Wall St Insanity’s Samantha Lile blogs about the possibility that CNBC’s David Faber busted an embargo on the Comcast/Time Warner Cable deal…
The media has been buzzing all day with news that Comcast will acquire Time Warner Cable in a $45 billion deal. CNBC’s David Faber has been credited with breaking the story. However, a critical detail about this “scoop” has been conveniently omitted: Comcast owns NBC, and is, therefore, Faber’s boss. Was there, then, ever any doubt its in-house business channel CNBC wouldn’t be first to report the news? Hardly a journalistic coup here, further evidenced by reports that this news was actually embargoed and Faber simply broke the embargo…. Scoop? Not so much. Easiest story ever to break? Definitely.
In fact, Reuter’s editor Soyoung Kim called CNBC out on Twitter:
Know M&A is competitive, but how are you supposed to break news you get on embargo? Sad to see people don’t have same journalism ethics.

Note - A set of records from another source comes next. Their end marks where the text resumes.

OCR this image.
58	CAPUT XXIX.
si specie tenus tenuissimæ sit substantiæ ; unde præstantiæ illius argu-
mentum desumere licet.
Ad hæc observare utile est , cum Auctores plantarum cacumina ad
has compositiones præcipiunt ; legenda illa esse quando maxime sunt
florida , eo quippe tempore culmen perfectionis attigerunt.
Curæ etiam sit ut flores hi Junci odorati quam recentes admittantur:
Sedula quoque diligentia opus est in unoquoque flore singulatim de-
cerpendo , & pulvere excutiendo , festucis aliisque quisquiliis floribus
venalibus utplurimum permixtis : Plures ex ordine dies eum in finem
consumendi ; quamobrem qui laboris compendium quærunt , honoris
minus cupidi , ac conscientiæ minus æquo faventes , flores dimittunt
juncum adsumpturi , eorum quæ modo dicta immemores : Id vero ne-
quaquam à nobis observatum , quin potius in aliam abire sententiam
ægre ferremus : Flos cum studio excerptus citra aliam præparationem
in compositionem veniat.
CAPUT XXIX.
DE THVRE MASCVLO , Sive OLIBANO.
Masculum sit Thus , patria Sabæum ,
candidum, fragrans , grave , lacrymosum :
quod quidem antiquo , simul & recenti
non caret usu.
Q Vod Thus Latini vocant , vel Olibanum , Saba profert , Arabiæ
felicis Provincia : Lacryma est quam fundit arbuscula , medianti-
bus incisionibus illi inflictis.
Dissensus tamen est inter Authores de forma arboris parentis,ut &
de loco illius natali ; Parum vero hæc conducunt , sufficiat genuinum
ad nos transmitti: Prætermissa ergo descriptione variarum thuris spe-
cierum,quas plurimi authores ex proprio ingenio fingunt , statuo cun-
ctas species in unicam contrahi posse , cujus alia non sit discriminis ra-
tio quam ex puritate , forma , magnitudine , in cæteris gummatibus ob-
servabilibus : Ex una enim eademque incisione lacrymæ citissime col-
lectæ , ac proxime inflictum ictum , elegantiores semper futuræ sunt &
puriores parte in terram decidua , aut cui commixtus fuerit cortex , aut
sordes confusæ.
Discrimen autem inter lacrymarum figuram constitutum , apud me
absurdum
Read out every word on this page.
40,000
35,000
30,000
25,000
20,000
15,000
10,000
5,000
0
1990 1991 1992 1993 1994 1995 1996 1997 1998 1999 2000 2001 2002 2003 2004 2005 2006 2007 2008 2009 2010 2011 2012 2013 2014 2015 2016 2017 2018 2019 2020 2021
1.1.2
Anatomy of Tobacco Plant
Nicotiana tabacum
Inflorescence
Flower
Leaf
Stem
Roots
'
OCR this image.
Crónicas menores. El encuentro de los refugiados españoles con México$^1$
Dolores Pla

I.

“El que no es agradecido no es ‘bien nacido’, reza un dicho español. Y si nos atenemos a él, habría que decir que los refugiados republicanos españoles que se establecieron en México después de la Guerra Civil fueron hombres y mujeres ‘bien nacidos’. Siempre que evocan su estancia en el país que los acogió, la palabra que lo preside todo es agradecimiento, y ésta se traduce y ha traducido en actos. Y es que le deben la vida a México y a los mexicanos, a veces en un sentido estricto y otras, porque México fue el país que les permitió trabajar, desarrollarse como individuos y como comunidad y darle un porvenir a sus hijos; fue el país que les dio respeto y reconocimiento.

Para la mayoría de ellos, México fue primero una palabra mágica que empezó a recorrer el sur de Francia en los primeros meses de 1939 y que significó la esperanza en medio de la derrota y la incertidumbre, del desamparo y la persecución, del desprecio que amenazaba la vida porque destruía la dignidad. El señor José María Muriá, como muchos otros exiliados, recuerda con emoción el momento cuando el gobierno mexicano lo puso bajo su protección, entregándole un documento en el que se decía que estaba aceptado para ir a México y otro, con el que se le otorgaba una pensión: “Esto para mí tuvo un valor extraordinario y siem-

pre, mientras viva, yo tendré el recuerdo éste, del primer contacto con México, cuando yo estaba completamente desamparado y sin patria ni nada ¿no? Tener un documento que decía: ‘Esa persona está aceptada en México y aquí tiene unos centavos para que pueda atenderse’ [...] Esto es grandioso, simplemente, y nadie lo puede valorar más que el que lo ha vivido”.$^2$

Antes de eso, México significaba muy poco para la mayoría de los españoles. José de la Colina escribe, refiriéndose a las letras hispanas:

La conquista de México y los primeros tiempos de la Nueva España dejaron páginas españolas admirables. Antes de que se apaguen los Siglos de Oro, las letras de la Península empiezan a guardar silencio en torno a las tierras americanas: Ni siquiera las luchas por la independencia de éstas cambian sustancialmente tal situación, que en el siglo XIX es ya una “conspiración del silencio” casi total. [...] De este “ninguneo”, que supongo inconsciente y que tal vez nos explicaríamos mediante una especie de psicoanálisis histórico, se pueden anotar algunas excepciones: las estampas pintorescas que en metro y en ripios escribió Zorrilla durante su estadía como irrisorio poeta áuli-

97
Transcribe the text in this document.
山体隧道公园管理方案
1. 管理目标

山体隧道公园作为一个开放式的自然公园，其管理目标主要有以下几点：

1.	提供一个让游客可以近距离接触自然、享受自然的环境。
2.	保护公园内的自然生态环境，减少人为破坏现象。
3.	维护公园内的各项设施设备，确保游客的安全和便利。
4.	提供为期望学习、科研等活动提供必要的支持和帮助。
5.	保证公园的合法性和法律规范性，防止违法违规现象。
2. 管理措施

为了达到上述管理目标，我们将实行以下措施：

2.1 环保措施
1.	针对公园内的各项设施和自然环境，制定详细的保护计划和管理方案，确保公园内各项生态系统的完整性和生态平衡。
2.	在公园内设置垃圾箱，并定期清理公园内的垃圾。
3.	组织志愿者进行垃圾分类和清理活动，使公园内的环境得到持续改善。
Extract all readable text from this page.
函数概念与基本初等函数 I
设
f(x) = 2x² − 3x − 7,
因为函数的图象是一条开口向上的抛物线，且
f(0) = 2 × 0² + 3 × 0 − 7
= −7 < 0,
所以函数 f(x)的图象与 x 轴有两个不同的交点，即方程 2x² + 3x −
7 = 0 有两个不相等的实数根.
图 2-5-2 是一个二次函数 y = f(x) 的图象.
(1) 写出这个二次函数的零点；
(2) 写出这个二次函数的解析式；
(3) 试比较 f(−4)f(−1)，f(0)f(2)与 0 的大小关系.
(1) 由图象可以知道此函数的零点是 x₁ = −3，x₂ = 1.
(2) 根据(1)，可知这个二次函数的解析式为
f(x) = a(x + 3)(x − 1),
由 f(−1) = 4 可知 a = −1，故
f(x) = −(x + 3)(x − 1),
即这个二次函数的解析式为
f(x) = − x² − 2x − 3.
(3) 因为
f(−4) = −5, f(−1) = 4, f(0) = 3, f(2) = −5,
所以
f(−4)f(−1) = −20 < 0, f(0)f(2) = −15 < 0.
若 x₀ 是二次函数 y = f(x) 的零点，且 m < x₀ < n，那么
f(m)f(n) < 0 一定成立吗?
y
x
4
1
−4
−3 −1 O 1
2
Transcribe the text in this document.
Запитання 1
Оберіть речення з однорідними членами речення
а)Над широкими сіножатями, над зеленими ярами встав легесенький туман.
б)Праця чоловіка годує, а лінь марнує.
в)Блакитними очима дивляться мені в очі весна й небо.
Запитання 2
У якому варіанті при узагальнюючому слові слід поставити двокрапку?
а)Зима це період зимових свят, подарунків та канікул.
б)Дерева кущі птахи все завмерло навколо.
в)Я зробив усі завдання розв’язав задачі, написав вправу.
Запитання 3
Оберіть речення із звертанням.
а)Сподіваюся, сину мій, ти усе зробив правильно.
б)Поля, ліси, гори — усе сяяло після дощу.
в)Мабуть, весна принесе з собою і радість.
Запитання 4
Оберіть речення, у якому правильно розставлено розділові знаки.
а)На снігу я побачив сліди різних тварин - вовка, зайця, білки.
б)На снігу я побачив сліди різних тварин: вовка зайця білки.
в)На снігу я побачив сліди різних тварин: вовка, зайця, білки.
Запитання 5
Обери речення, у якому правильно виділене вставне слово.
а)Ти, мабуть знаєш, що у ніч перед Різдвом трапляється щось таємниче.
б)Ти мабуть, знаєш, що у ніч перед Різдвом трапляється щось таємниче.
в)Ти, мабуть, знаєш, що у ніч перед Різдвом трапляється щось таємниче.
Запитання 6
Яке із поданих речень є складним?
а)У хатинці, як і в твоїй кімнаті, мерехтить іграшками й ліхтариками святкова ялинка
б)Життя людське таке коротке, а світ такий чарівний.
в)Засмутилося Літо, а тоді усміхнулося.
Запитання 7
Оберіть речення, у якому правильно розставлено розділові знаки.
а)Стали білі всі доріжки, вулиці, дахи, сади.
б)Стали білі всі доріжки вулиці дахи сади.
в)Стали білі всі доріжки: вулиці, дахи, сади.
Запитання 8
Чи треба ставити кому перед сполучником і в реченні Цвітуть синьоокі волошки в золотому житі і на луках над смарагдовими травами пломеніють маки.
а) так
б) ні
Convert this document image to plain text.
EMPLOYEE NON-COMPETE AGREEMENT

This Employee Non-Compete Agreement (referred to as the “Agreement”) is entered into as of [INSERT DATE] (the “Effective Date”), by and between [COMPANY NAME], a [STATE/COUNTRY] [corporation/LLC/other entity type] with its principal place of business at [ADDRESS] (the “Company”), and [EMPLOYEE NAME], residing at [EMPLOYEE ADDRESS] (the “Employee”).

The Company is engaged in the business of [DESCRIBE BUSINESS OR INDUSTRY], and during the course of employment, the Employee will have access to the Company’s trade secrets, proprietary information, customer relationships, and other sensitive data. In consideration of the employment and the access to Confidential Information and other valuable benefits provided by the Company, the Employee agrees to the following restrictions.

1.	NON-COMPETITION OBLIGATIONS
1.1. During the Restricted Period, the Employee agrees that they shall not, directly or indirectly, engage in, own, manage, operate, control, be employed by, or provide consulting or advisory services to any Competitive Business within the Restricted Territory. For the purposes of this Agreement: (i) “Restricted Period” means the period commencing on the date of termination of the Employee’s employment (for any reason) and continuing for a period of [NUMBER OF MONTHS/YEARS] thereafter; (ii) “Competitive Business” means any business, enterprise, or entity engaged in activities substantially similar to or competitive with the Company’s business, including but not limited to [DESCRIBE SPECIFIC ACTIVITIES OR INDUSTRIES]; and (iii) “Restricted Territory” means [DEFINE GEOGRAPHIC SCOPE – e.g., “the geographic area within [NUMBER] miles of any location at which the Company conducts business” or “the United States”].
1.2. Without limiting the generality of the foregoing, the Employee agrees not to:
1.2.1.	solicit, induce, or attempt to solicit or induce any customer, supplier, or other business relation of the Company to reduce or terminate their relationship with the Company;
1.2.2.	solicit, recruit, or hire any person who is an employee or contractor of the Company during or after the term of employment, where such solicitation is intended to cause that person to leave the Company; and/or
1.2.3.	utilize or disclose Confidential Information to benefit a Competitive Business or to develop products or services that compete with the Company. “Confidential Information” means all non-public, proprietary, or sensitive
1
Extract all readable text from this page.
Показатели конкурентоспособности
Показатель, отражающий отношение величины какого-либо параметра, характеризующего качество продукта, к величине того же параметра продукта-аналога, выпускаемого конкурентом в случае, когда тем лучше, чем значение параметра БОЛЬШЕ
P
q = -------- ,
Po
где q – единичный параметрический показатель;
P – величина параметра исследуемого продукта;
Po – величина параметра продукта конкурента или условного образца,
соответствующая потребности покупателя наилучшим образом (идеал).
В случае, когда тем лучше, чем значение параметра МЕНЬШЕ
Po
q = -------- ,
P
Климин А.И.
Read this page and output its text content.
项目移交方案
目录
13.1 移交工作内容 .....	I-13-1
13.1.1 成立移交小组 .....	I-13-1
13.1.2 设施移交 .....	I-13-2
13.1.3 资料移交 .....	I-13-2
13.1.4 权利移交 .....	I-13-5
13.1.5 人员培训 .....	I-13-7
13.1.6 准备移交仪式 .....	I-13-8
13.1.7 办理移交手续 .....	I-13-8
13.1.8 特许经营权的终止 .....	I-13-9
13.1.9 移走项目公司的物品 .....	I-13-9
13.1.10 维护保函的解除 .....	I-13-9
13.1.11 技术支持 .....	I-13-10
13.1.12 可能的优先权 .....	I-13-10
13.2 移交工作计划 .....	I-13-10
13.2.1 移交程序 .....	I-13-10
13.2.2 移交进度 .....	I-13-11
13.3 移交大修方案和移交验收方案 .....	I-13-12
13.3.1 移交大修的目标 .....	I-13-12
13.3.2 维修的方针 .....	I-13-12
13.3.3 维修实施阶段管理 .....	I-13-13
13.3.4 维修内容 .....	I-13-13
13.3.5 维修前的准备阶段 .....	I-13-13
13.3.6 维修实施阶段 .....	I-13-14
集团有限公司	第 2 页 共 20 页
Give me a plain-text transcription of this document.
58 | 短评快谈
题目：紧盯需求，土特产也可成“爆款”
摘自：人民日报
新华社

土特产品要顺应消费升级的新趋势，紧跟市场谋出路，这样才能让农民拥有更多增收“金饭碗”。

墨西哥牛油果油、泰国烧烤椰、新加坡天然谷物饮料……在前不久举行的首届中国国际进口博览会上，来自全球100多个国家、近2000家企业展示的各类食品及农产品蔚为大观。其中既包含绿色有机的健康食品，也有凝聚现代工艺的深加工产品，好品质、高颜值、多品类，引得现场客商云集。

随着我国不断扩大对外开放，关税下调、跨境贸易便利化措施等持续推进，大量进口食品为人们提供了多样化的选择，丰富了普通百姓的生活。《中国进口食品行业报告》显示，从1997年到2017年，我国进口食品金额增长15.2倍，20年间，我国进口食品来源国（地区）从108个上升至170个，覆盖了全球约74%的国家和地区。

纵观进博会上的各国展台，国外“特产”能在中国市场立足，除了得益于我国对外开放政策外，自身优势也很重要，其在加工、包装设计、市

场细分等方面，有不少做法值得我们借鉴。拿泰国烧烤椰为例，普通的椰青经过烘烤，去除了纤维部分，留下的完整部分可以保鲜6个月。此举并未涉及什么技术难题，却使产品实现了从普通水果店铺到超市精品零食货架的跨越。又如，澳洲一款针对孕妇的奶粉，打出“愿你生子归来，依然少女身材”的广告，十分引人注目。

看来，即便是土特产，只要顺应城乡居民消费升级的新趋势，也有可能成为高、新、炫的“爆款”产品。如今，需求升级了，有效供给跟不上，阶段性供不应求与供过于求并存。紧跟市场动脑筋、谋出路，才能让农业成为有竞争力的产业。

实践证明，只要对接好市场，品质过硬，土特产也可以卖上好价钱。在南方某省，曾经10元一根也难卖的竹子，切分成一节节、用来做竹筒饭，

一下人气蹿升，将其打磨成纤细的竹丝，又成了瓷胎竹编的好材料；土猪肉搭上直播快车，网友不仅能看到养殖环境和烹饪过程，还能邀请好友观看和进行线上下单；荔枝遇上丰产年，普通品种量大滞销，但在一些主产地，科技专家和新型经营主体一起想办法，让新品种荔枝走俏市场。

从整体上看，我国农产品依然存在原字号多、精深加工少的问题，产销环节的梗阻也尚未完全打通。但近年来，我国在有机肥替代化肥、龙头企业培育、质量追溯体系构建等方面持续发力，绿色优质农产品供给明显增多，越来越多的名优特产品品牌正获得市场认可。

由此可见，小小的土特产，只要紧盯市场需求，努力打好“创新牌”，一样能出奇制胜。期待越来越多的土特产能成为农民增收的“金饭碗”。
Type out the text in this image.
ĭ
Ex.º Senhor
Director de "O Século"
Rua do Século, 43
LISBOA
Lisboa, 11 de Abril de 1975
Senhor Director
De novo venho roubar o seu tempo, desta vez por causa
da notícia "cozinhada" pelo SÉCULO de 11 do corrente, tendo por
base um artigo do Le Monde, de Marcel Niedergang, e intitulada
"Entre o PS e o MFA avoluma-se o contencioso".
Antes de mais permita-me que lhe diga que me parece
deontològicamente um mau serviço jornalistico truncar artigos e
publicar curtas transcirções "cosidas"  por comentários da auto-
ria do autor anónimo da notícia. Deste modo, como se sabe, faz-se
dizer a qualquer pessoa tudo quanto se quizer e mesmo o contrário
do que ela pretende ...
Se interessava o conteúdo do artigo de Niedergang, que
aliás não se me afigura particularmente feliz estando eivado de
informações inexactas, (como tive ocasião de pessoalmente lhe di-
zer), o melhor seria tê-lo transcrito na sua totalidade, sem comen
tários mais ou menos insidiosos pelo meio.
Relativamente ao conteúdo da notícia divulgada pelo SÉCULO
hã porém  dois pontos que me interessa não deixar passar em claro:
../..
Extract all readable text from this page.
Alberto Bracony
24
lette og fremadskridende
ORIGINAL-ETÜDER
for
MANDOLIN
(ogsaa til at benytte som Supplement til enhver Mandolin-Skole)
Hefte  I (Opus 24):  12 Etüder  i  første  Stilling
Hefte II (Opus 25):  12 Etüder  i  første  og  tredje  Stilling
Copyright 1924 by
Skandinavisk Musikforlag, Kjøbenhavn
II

Although Faber “broke” the story Wednesday evening, other journalists were not invited to a teleconference announcement of the merger until Thursday morning. By that time, they were, of course, well aware of the news thanks to CNBC’s “scoop.” Reuter’s, in fact, had been reporting the possibility of a merger for months. Kim, no doubt, was seeing green when a fellow journalist broke the embargo to run the story during Wednesday night’s “Squawk Box.”